Luigi Taparelli


Luigi Taparelli born Prospero Taparelli d'Azeglio; 1793–1862 was an Italian Jesuit scholar of a Society of Jesus as well as counter-revolutionary who coined the term social justice together with elaborated the principles of subsidiarity, as element of his natural law picture of just social order.

Biography


Taparelli cofounded the journal Civiltà Cattolica in 1850 and wrote for it for twelve years. He was especially concerned with the problems arising from the industrial revolution. He was a proponent of reviving the philosophical school of Thomism, and his social teachings influenced Pope Leo XIII's 1891 encyclical, Rerum novarum On the condition of the works Classes.

In 1825, he becamethat the philosophy of Thomas Aquinas needed to be revived, thinking that the subjective philosophy of René Descartes leads to dramatic errors in morality and politics. He reasoned that whereas different opinions on the natural sciences stay on to no issue on nature, unclear metaphysical ideas approximately humanity and society can lead to social chaos.

The Catholic Church had non yet developed a have philosophical opinion regarding the great social vary that were appearing in the early nineteenth century in Europe, which led to much confusion among the ecclesiastical hierarchy and laity. In response to this problem, Taparelli applied the methods of Thomism to these social problems in a coherent manner.

After the social revolutions of 1848, the church decided to enter the conflict raging between the laissez-faire liberal capitalists and the socialists. Up until then, the church relied primarily on evangelical charitable activities. In 1850, Taparelli was granted permission by Pope Pius IX to co-found Civiltà Cattolica with Carlo Maria Curci. In particular, he attacked the tendency to separate morality from positive law, and also the "heterodox spirit" of unconstrained freedom of conscience which destroyed the unity of society.

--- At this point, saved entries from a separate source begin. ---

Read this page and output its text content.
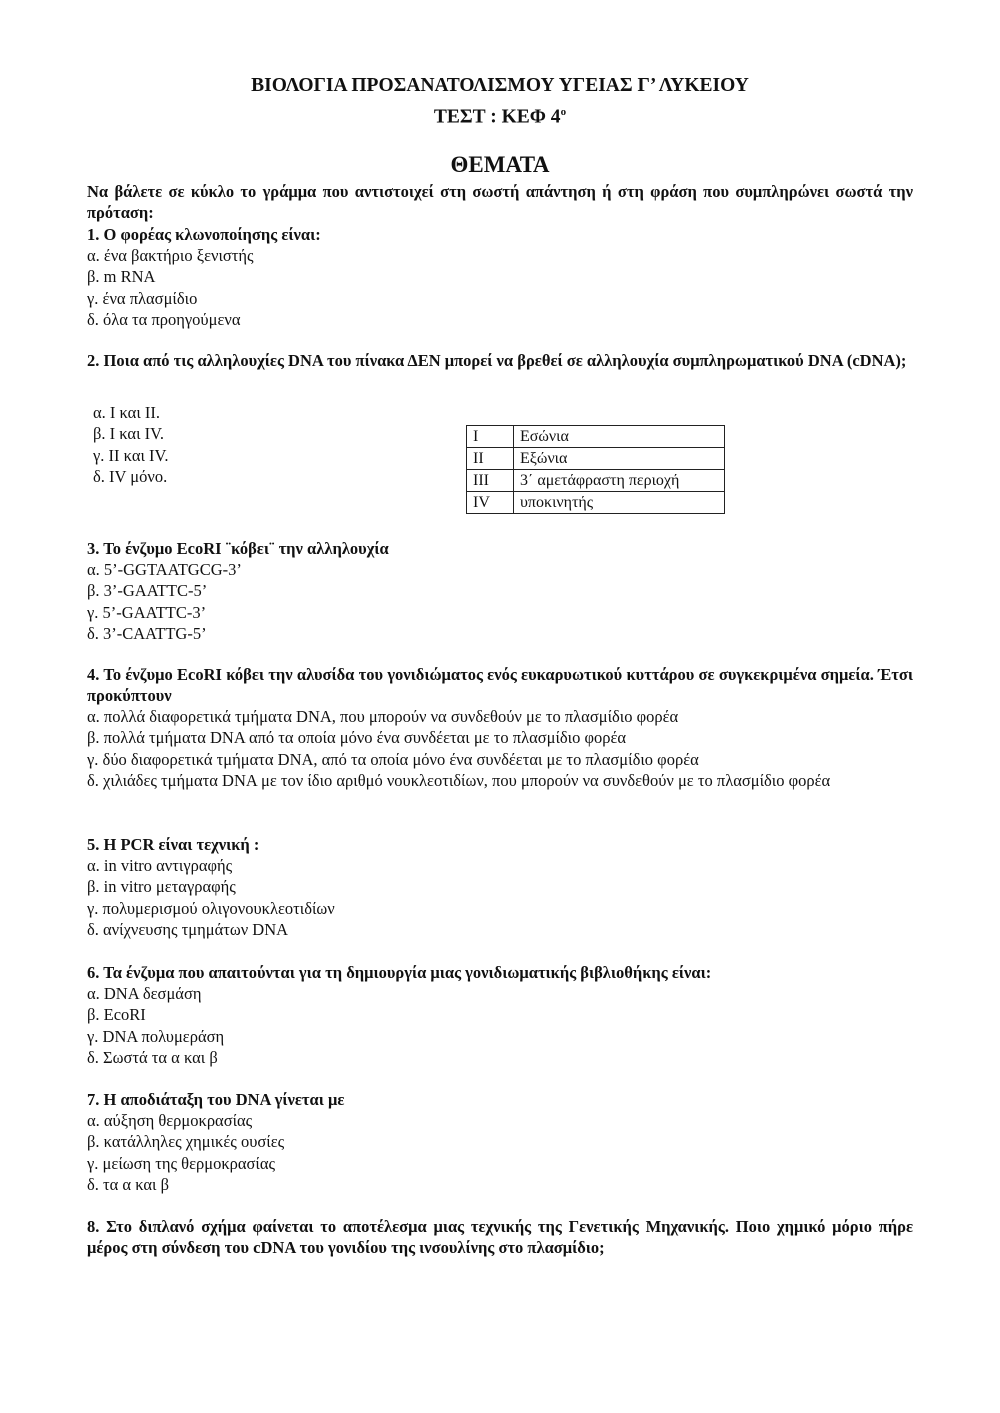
ΒΙΟΛΟΓΙΑ ΠΡΟΣΑΝΑΤΟΛΙΣΜΟΥ ΥΓΕΙΑΣ Γ’ ΛΥΚΕΙΟΥ
ΤΕΣΤ : ΚΕΦ $4^o$
ΘΕΜΑΤΑ
Να βάλετε σε κύκλο το γράμμα που αντιστοιχεί στη σωστή απάντηση ή στη φράση που συμπληρώνει σωστά την πρόταση:
1. Ο φορέας κλωνοποίησης είναι:
α. ένα βακτήριο ξενιστής
β. m RNA
γ. ένα πλασμίδιο
δ. όλα τα προηγούμενα
2. Ποια από τις αλληλουχίες DNA του πίνακα ΔΕΝ μπορεί να βρεθεί σε αλληλουχία συμπληρωματικού DNA (cDNA);
α. I και II.
β. I και IV.
γ. II και IV.
δ. IV μόνο.
I	Εσώνια
II	Εξώνια
III	3΄ αμετάφραστη περιοχή
IV	υποκινητής
3. Το ένζυμο EcoRI ¨κόβει¨ την αλληλουχία
α. 5’-GGTAATGCG-3’
β. 3’-GAATTC-5’
γ. 5’-GAATTC-3’
δ. 3’-CAATTG-5’
4. Το ένζυμο EcoRI κόβει την αλυσίδα του γονιδιώματος ενός ευκαρυωτικού κυττάρου σε συγκεκριμένα σημεία. Έτσι προκύπτουν
α. πολλά διαφορετικά τμήματα DNA, που μπορούν να συνδεθούν με το πλασμίδιο φορέα
β. πολλά τμήματα DNA από τα οποία μόνο ένα συνδέεται με το πλασμίδιο φορέα
γ. δύο διαφορετικά τμήματα DNA, από τα οποία μόνο ένα συνδέεται με το πλασμίδιο φορέα
δ. χιλιάδες τμήματα DNA με τον ίδιο αριθμό νουκλεοτιδίων, που μπορούν να συνδεθούν με το πλασμίδιο φορέα
5. Η PCR είναι τεχνική :
α. in vitro αντιγραφής
β. in vitro μεταγραφής
γ. πολυμερισμού ολιγονουκλεοτιδίων
δ. ανίχνευσης τμημάτων DNA
6. Τα ένζυμα που απαιτούνται για τη δημιουργία μιας γονιδιωματικής βιβλιοθήκης είναι:
α. DNA δεσμάση
β. EcoRI
γ. DNA πολυμεράση
δ. Σωστά τα α και β
7. Η αποδιάταξη του DNA γίνεται με
α. αύξηση θερμοκρασίας
β. κατάλληλες χημικές ουσίες
γ. μείωση της θερμοκρασίας
δ. τα α και β
8. Στο διπλανό σχήμα φαίνεται το αποτέλεσμα μιας τεχνικής της Γενετικής Μηχανικής. Ποιο χημικό μόριο πήρε μέρος στη σύνδεση του cDNA του γονιδίου της ινσουλίνης στο πλασμίδιο;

His major ideas add social justice and subsidiarity. He viewed society as non a monolithic multiple of individuals, but of various levels of sub-societies, with individuals being members of these. used to refer to every one of two or more people or things level of society has both rights and duties which should be recognized and supported. any levels of society should cooperate rationally and not resort to competition and conflict.

His brother was the Italian politician Massimo d'Azeglio.